Yields 10 buns


  • 3 cups (361g) King Arthur Unbleached All-Purpose Flour
  • 2 teaspoons instant yeast
  • 2 tablespoons (25g) granulated sugar or non-diastatic malt powder
  • 1/4 cup (28g) Baker's Special Dry Milk or nonfat dry milk
  • 1/4 cup (43g) potato flour or 2/3 cup (43g) dried potato flakes
  • 2 tablespoons (14g) Cake Enhancer, optional, for enhanced freshness
  • 1 1/2 teaspoons (9g) salt
  • 2 tablespoons (28g) butter, softened
  • 1 large egg
  • 7/8 to 1 1/8 cup (198g to 255g) water, lukewarm (Use the greater amount in winter or in a dry climate; the lesser amount in summer or a humid climate)

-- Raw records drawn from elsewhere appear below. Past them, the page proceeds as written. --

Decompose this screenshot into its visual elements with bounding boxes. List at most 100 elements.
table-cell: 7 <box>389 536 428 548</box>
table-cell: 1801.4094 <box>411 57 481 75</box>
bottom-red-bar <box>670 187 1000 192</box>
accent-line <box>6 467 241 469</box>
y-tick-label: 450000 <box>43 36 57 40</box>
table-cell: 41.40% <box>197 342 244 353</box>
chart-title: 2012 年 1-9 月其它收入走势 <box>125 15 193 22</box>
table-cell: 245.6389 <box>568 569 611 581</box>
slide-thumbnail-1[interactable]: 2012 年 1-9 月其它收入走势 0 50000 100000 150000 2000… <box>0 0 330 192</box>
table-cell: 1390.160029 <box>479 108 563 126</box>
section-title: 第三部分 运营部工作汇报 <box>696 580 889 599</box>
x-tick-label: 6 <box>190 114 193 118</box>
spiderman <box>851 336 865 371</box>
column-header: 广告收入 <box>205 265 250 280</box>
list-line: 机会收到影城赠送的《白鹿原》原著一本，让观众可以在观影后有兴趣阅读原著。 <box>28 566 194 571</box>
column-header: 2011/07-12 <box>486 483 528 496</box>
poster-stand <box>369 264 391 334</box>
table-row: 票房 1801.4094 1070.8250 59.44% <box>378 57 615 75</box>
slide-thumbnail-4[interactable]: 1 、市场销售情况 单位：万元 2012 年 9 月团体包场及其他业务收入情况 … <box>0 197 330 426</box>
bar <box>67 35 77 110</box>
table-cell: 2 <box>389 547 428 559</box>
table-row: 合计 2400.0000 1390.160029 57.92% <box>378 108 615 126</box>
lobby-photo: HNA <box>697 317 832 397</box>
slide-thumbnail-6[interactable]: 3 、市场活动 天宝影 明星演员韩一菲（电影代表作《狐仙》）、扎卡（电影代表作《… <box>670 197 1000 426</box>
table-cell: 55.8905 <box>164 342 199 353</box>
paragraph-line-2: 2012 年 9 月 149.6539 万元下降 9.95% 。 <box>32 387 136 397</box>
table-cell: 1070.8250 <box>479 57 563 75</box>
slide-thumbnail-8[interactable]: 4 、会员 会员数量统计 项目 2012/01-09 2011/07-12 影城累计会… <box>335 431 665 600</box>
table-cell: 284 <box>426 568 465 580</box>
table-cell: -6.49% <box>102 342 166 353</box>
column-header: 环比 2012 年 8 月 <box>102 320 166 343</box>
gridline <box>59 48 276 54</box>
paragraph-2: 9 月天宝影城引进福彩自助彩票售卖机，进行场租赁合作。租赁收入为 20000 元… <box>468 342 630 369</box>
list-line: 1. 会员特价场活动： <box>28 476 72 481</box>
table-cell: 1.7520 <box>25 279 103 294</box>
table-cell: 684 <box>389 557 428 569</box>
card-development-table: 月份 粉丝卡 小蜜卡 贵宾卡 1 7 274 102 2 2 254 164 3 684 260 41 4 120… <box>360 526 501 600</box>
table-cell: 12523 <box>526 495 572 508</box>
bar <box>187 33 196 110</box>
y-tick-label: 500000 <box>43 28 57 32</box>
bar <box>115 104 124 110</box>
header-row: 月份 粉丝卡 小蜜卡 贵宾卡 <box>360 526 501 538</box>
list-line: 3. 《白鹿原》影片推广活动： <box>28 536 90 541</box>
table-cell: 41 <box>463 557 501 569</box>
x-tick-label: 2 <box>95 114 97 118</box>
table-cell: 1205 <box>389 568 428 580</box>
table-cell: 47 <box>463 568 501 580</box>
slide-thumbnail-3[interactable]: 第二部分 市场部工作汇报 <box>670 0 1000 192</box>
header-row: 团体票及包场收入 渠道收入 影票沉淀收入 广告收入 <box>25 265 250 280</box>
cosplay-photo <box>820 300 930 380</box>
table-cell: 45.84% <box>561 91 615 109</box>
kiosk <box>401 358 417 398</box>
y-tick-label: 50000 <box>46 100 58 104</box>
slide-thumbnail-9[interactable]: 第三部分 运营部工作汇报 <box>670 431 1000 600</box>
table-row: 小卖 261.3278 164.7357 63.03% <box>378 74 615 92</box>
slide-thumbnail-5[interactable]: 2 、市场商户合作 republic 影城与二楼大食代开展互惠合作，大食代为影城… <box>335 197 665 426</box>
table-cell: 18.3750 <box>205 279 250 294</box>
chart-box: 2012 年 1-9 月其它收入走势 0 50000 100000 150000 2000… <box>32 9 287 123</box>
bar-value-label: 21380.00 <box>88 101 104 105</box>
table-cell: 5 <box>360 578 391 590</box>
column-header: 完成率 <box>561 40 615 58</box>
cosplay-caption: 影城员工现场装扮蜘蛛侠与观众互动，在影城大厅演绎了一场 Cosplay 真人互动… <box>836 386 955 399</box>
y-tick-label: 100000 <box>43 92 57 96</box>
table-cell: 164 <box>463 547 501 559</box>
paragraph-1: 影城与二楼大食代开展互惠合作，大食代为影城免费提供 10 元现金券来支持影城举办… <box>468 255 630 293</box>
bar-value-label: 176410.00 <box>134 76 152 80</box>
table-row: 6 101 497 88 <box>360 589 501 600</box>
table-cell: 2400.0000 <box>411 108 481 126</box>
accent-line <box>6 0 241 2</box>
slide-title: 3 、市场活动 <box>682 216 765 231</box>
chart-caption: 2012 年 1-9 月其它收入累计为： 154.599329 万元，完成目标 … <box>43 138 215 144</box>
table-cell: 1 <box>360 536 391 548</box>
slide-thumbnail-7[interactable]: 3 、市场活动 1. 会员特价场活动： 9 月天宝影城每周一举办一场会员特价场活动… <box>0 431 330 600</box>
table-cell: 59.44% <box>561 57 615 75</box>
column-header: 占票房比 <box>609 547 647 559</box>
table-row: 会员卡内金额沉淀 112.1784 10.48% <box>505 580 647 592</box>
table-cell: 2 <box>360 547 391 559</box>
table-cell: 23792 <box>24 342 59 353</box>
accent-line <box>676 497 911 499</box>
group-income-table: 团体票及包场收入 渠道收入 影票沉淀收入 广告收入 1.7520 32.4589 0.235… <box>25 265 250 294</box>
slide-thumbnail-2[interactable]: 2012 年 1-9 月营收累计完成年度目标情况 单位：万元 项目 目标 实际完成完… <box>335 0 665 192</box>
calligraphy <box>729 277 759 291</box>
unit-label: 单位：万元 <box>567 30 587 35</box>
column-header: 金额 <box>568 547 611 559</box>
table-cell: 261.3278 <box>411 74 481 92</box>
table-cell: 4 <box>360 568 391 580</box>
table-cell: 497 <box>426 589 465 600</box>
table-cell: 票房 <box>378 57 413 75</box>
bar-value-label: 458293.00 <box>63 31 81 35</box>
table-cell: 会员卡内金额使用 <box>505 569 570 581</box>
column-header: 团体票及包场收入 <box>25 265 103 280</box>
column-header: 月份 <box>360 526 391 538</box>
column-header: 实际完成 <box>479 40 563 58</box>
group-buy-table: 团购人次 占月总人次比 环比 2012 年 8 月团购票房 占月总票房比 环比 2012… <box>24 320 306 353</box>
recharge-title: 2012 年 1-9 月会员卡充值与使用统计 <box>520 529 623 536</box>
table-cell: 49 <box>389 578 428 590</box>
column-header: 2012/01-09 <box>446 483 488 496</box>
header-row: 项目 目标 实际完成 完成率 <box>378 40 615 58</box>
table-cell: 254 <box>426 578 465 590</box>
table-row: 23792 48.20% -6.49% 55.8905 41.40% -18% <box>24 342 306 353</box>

  1. Weigh your flour; or measure it by gently spooning it into a cup, then sweeping off any excess. Mix and knead together all of the ingredients (using 1 cup of the water) to make a shiny, elastic dough, about 10 minutes by hand, 5 or more by mixer. Add the additional water if necessary to make a smooth, soft dough.
  2. Place the dough in a lightly greased bowl, and allow it to rise for 1 to 2 hours, until it's puffy.
  3. Lightly grease your New England hot dog bun pan.
  4. Gently deflate the dough, and stretch it in your hands till it's about 15" long and 6" wide, more or less; don't make yourself crazy being exact. Place the dough into the bun pan, stretching it to the edges as best you can.
  5. Cover the pan with plastic wrap, and let the dough rest for 15 minutes. Remove the plastic wrap, and push it all the way into the corners of the pan, leveling the top surface as best you can. Re-cover the pan.
  6. Let the buns rise for 45 to 60 minutes, until they've come to within 1/2" of the rim of the pan. While the dough is rising, preheat your oven to 375°F.
  7. Grease a baking sheet, and place it atop the risen buns. Put the covered buns in the oven, weigh the baking sheet down with something oven-safe cookware (e.g., a cast iron or stoneware pan; a brick), and bake the buns for 18 minutes. Remove the baking sheet and bake a few minutes longer, if necessary to brown the rolls.
  8. Remove the buns from the oven and place the pan on a rack for 5 minutes. Turn the buns out of the pan onto a rack to finish cooling; make sure the top (rounded) side is up.
  9. When completely cool, slice each bun down the middle vertically, without cutting through the bottom; then separate into individual buns.